Nach Einschätzung von Luftfahrtexperten Heinrich Großbongardt leidet die Airline an den „Begleiterscheinungen eines ambitionierten Wachstumskurses“. Flugpläne mit der Einteilung der Crews würden Monate im Voraus erstellt, erläutert Großbongardt. „Stehen Flugzeuge oder Crews nicht pünktlich zur Verfügung, hat das massive Auswirkungen.“ Nach seinen Worten müssen etwa 14 Piloten und 30 Flugbegleiter eingeplant werden, um ein Flugzeug täglich betreiben zu können.

Nach Einschätzung der Piloten-Gewerkschaft Vereinigung Cockpit leidet Eurowings nicht nur unter fehlenden Flugzeugen, sondern auch unter Personalengpässen. „Offenbar fehlen auch Piloten, um alles bedienen zu können“, sagte ein VC-Sprecher zuletzt. Eurowings weist das allerdings zurück. Die Gesellschaft habe insgesamt 185 Flugzeuge im Einsatz und für diese ausreichend Piloten.

Probleme beim Wachstum nach Air-Berlin-Übernahme

Laut Großbongardt hat Eurowings durch die Übernahme der Air-Berlin-Flieger sein Angebot mehr als verdoppelt. „Die Lufthansa-Tochter muss in dem Geschäft schnell wachsen, um gegen Easyjet und Ryanair bestehen zu können“, so der Luftfahrtexperte. Den deutlich größeren Wettbewerbern aus Irland und Großbritannien falle die Übernahme von Air-Berlin-Verbindungen bisher aber deutlich leichter.

Nach Ansicht von Großbongardt, der mehrere Airlines, unter anderem auch Lufthansa, berät, muss Eurowings „auf ihren Ruf aufpassen“. Dass sich die Probleme nicht mehr auf häufige Blitzeinschläge herunterspielen lassen, hat inzwischen auch die Eurowings-Führung verstanden. Ende vergangener Woche hat sich Airline-Chef Dirks in einem Brief an die Kunden für die vielen Verspätungen und Flugausfälle entschuldigt. Die laufende Übergangsphase nach der Air-Berlin-Pleite „ist operativ wie logistisch ein enormer Kraftakt, für den es keine Blaupause gibt“.

Wie ernst es die Gesellschaft meint, können Kunden wohl am besten daran ablesen, ob sie ausreichend entschädigt werden. Fluggast-Portale wie Flightright helfen den Passagieren gegen eine Erfolgsgebühr, ihre Entschädigungen geltend zu machen.

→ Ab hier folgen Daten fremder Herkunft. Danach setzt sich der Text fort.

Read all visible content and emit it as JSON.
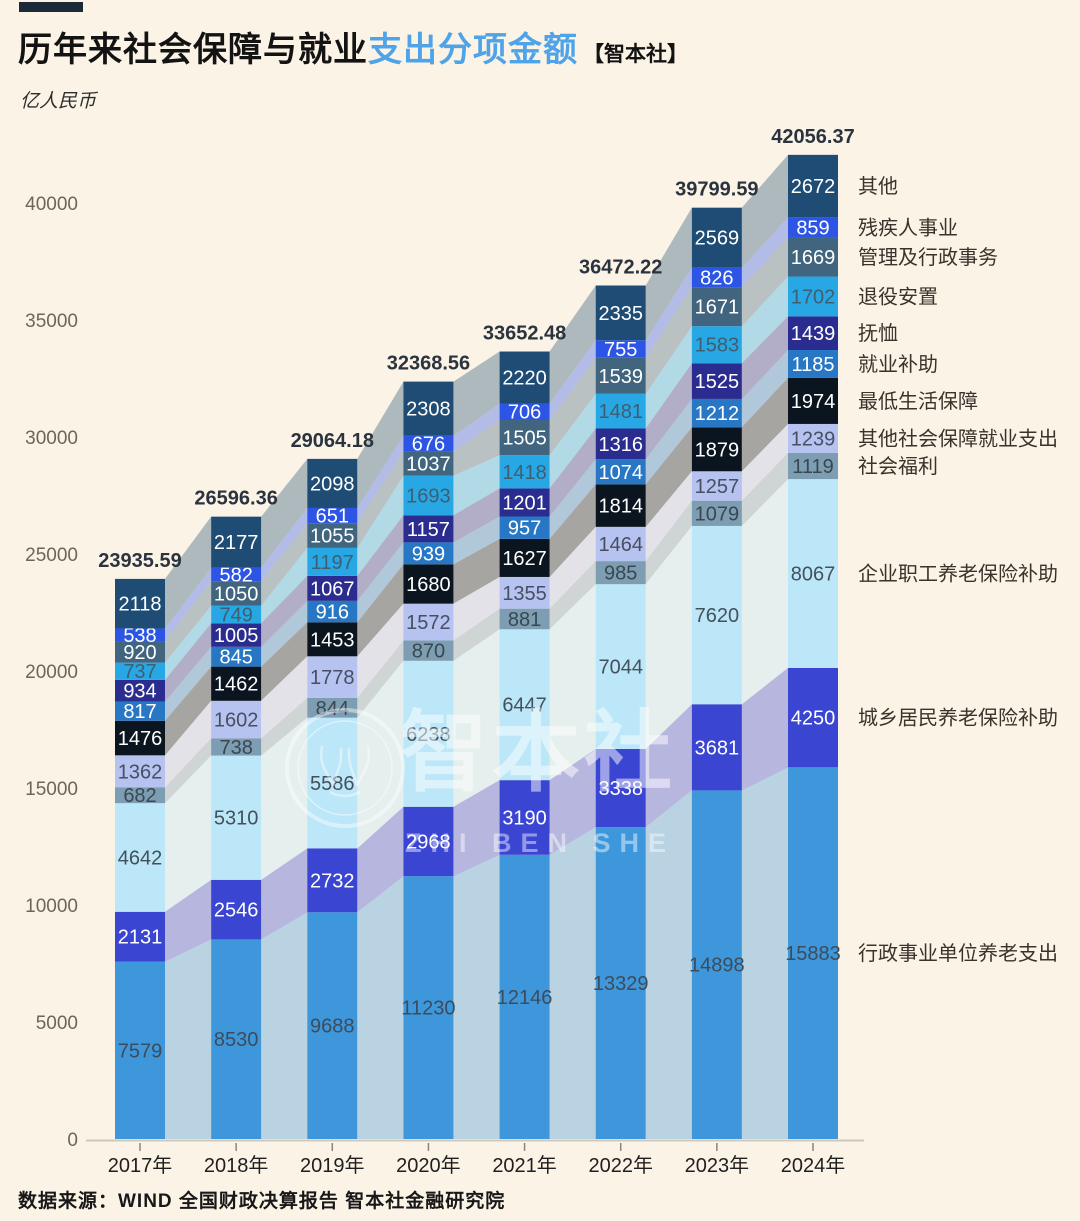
{
  "header": {
    "title_black": "历年来社会保障与就业",
    "title_blue": "支出分项金额",
    "title_badge": "【智本社】",
    "subtitle": "亿人民币"
  },
  "watermark": {
    "cn": "智本社",
    "en": "ZHI BEN SHE"
  },
  "footer": {
    "source": "数据来源：WIND 全国财政决算报告 智本社金融研究院"
  },
  "colors": {
    "background": "#FBF3E6",
    "accent_dash": "#1B2A38",
    "title_accent": "#4FA3E8",
    "axis_line": "#CFC9BD",
    "tick_label": "#6B665C"
  },
  "chart_data": {
    "type": "bar",
    "stacked": true,
    "unit": "亿人民币",
    "legend_position": "right",
    "grid": false,
    "categories": [
      "2017年",
      "2018年",
      "2019年",
      "2020年",
      "2021年",
      "2022年",
      "2023年",
      "2024年"
    ],
    "totals": [
      "23935.59",
      "26596.36",
      "29064.18",
      "32368.56",
      "33652.48",
      "36472.22",
      "39799.59",
      "42056.37"
    ],
    "yticks": [
      0,
      5000,
      10000,
      15000,
      20000,
      25000,
      30000,
      35000,
      40000
    ],
    "ylim": [
      0,
      42100
    ],
    "series": [
      {
        "name": "行政事业单位养老支出",
        "color": "#3E97DB",
        "label_color": "#3D4C5A",
        "values": [
          7579,
          8530,
          9688,
          11230,
          12146,
          13329,
          14898,
          15883
        ]
      },
      {
        "name": "城乡居民养老保险补助",
        "color": "#3A45D2",
        "label_color": "#FFFFFF",
        "values": [
          2131,
          2546,
          2732,
          2968,
          3190,
          3338,
          3681,
          4250
        ]
      },
      {
        "name": "企业职工养老保险补助",
        "color": "#BCE7F8",
        "label_color": "#44505C",
        "values": [
          4642,
          5310,
          5586,
          6238,
          6447,
          7044,
          7620,
          8067
        ]
      },
      {
        "name": "社会福利",
        "color": "#7C9DB2",
        "label_color": "#3A4750",
        "values": [
          682,
          738,
          844,
          870,
          881,
          985,
          1079,
          1119
        ]
      },
      {
        "name": "其他社会保障就业支出",
        "color": "#B6C2EF",
        "label_color": "#474F63",
        "values": [
          1362,
          1602,
          1778,
          1572,
          1355,
          1464,
          1257,
          1239
        ]
      },
      {
        "name": "最低生活保障",
        "color": "#0B1520",
        "label_color": "#FFFFFF",
        "values": [
          1476,
          1462,
          1453,
          1680,
          1627,
          1814,
          1879,
          1974
        ]
      },
      {
        "name": "就业补助",
        "color": "#2877C5",
        "label_color": "#FFFFFF",
        "values": [
          817,
          845,
          916,
          939,
          957,
          1074,
          1212,
          1185
        ]
      },
      {
        "name": "抚恤",
        "color": "#2A2D8F",
        "label_color": "#FFFFFF",
        "values": [
          934,
          1005,
          1067,
          1157,
          1201,
          1316,
          1525,
          1439
        ]
      },
      {
        "name": "退役安置",
        "color": "#27A8E4",
        "label_color": "#3F5E71",
        "values": [
          737,
          749,
          1197,
          1693,
          1418,
          1481,
          1583,
          1702
        ]
      },
      {
        "name": "管理及行政事务",
        "color": "#41657E",
        "label_color": "#FFFFFF",
        "values": [
          920,
          1050,
          1055,
          1037,
          1505,
          1539,
          1671,
          1669
        ]
      },
      {
        "name": "残疾人事业",
        "color": "#2C55E5",
        "label_color": "#FFFFFF",
        "values": [
          538,
          582,
          651,
          676,
          706,
          755,
          826,
          859
        ]
      },
      {
        "name": "其他",
        "color": "#1F4C74",
        "label_color": "#FFFFFF",
        "values": [
          2118,
          2177,
          2098,
          2308,
          2220,
          2335,
          2569,
          2672
        ]
      }
    ]
  }
}
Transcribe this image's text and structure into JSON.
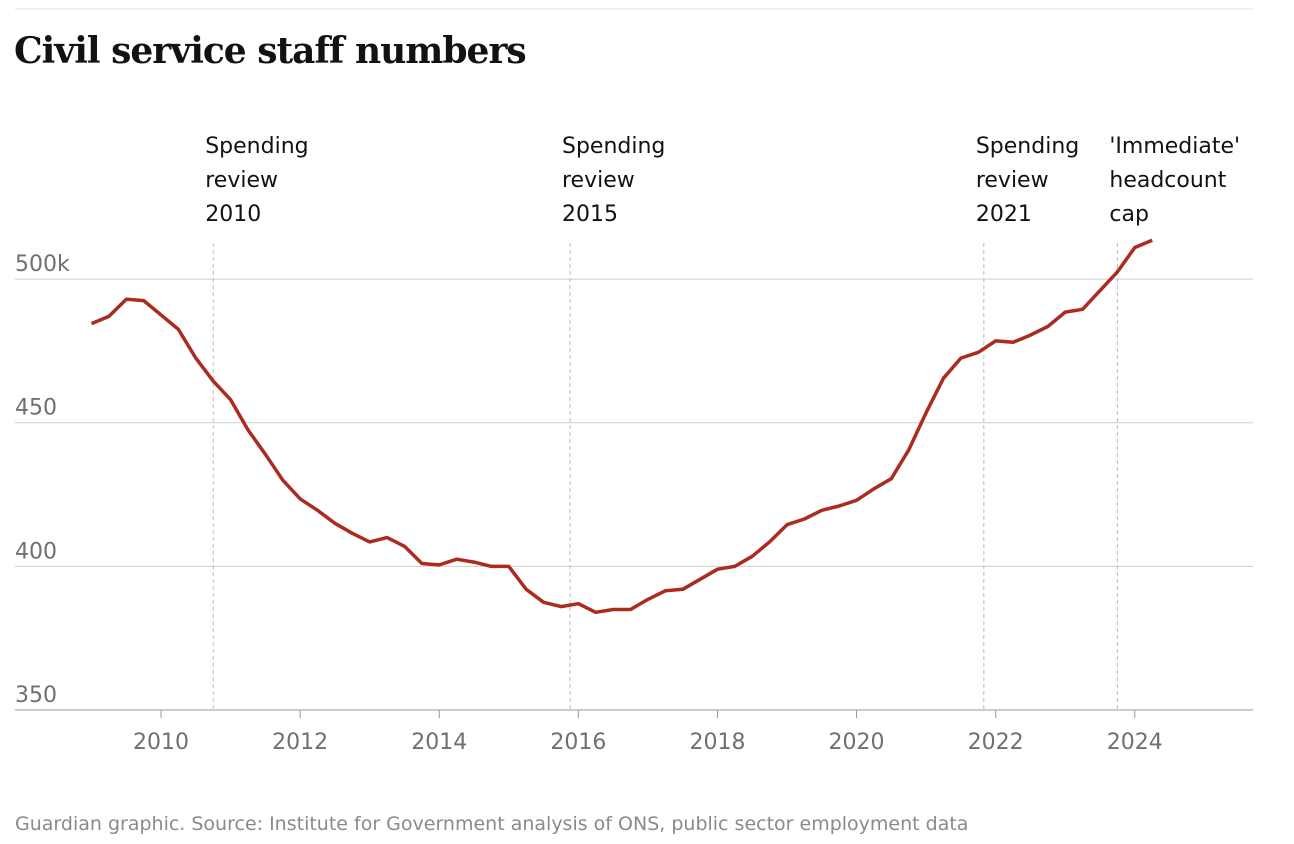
{
  "chart_data": {
    "type": "line",
    "title": "Civil service staff numbers",
    "source": "Guardian graphic. Source: Institute for Government analysis of ONS, public sector employment data",
    "color": "#ab2b1f",
    "x": [
      2009,
      2009.25,
      2009.5,
      2009.75,
      2010,
      2010.25,
      2010.5,
      2010.75,
      2011,
      2011.25,
      2011.5,
      2011.75,
      2012,
      2012.25,
      2012.5,
      2012.75,
      2013,
      2013.25,
      2013.5,
      2013.75,
      2014,
      2014.25,
      2014.5,
      2014.75,
      2015,
      2015.25,
      2015.5,
      2015.75,
      2016,
      2016.25,
      2016.5,
      2016.75,
      2017,
      2017.25,
      2017.5,
      2017.75,
      2018,
      2018.25,
      2018.5,
      2018.75,
      2019,
      2019.25,
      2019.5,
      2019.75,
      2020,
      2020.25,
      2020.5,
      2020.75,
      2021,
      2021.25,
      2021.5,
      2021.75,
      2022,
      2022.25,
      2022.5,
      2022.75,
      2023,
      2023.25,
      2023.5,
      2023.75,
      2024,
      2024.25
    ],
    "values": [
      484.5,
      487,
      493,
      492.5,
      487.5,
      482.5,
      472.5,
      464.5,
      458,
      447.5,
      439,
      430,
      423.5,
      419.5,
      415,
      411.5,
      408.5,
      410,
      407,
      401,
      400.5,
      402.5,
      401.5,
      400,
      400,
      392,
      387.5,
      386,
      387,
      384,
      385,
      385,
      388.5,
      391.5,
      392,
      395.5,
      399,
      400,
      403.5,
      408.5,
      414.5,
      416.5,
      419.5,
      421,
      423,
      427,
      430.5,
      440.5,
      453.5,
      465.5,
      472.5,
      474.5,
      478.5,
      478,
      480.5,
      483.5,
      488.5,
      489.5,
      496,
      502.5,
      511,
      513.5
    ],
    "xlim": [
      2007.9,
      2025.7
    ],
    "xticks": [
      2010,
      2012,
      2014,
      2016,
      2018,
      2020,
      2022,
      2024
    ],
    "ylim": [
      350,
      515
    ],
    "yticks": [
      350,
      400,
      450,
      {
        "value": 500,
        "label": "500k"
      }
    ],
    "grid": true,
    "annotations": [
      {
        "x": 2010.75,
        "lines": [
          "Spending",
          "review",
          "2010"
        ]
      },
      {
        "x": 2015.88,
        "lines": [
          "Spending",
          "review",
          "2015"
        ]
      },
      {
        "x": 2021.83,
        "lines": [
          "Spending",
          "review",
          "2021"
        ]
      },
      {
        "x": 2023.75,
        "lines": [
          "'Immediate'",
          "headcount",
          "cap"
        ]
      }
    ]
  }
}
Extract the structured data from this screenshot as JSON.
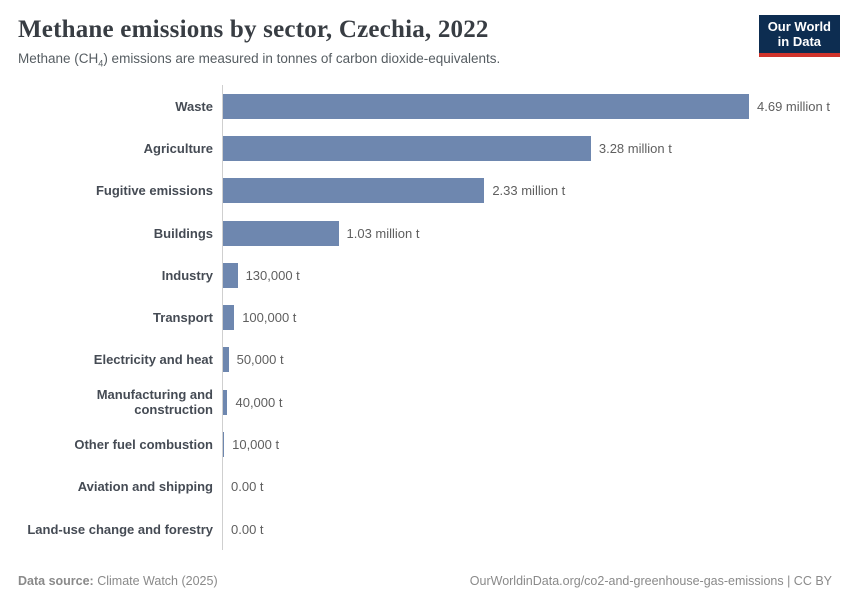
{
  "header": {
    "title": "Methane emissions by sector, Czechia, 2022",
    "subtitle": {
      "prefix": "Methane (CH",
      "sub": "4",
      "suffix": ") emissions are measured in tonnes of carbon dioxide-equivalents."
    },
    "logo": {
      "line1": "Our World",
      "line2": "in Data"
    }
  },
  "chart_data": {
    "type": "bar",
    "orientation": "horizontal",
    "title": "Methane emissions by sector, Czechia, 2022",
    "unit": "tonnes of carbon dioxide-equivalents",
    "xlim": [
      0,
      4690000
    ],
    "grid": false,
    "categories": [
      "Waste",
      "Agriculture",
      "Fugitive emissions",
      "Buildings",
      "Industry",
      "Transport",
      "Electricity and heat",
      "Manufacturing and construction",
      "Other fuel combustion",
      "Aviation and shipping",
      "Land-use change and forestry"
    ],
    "values": [
      4690000,
      3280000,
      2330000,
      1030000,
      130000,
      100000,
      50000,
      40000,
      10000,
      0,
      0
    ],
    "value_labels": [
      "4.69 million t",
      "3.28 million t",
      "2.33 million t",
      "1.03 million t",
      "130,000 t",
      "100,000 t",
      "50,000 t",
      "40,000 t",
      "10,000 t",
      "0.00 t",
      "0.00 t"
    ]
  },
  "colors": {
    "bar": "#6e87af",
    "axis_line": "#cfcfcf",
    "logo_bg": "#0d2d51",
    "logo_accent": "#d0342c"
  },
  "footer": {
    "datasource_label": "Data source:",
    "datasource_value": " Climate Watch (2025)",
    "attribution": "OurWorldinData.org/co2-and-greenhouse-gas-emissions | CC BY"
  }
}
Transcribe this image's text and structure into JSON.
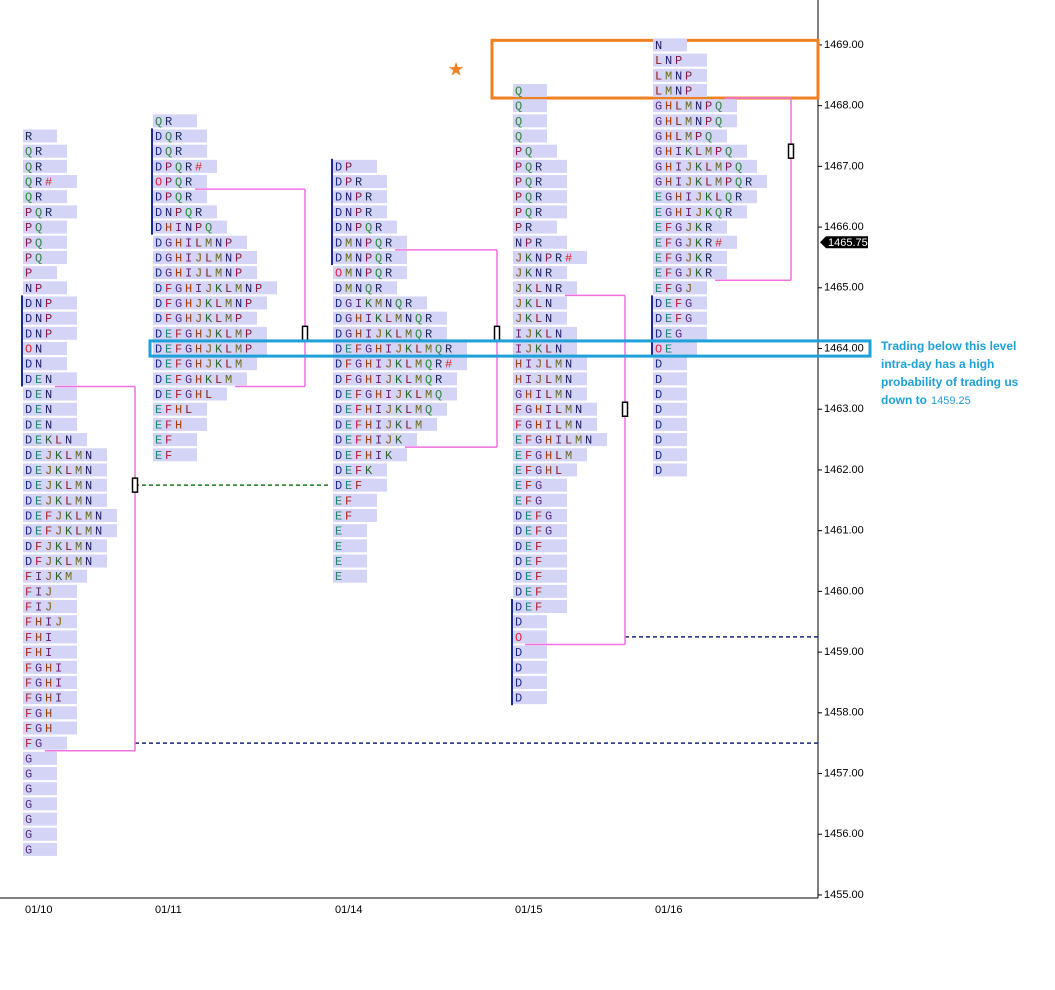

Die Rechte der Passagiere bei Verspätungen

Eurowings 280618

Eine Eurowings-Maschine beim Start

Bei großen Verspätungen und Flugannullierungen haben Passagiere durch eine EU-Verordnung einige Rechte. Sie gilt für Flüge, die mit mehr als drei Stunden Verspätung am Zielort ankommen oder annulliert werden. Verbrauchern stehen, je nach Länge der Flugstrecke, zwischen 250 und 600 Euro Entschädigung pro Reisendem zu - unabhängig vom Ticketpreis. Entschädigungsansprüche gelten für alle Flüge, die innerhalb der EU starten oder landen und von einer Airline mit Sitz in der EU durchgeführt werden. Ausgenommen von der Verordnung sind Verspätungen und Annullierungen, die auf Streiks, Wetterbedingungen oder "außergewöhnlichen Umständen" beruhen.

Wenn sich der Abflug stark verzögert, haben Passagiere neben Entschädigungen auch Anspruch auf Essen, Getränke und Hotelunterbringung. Es gibt verschiedene Flugrechte-Portale wie Flightright, die für Passagiere die Entschädigung bei den Airlines einfordern. Im Erfolgsfall werden dafür 20 bis 30 Prozent der Entschädigungssumme einbehalten.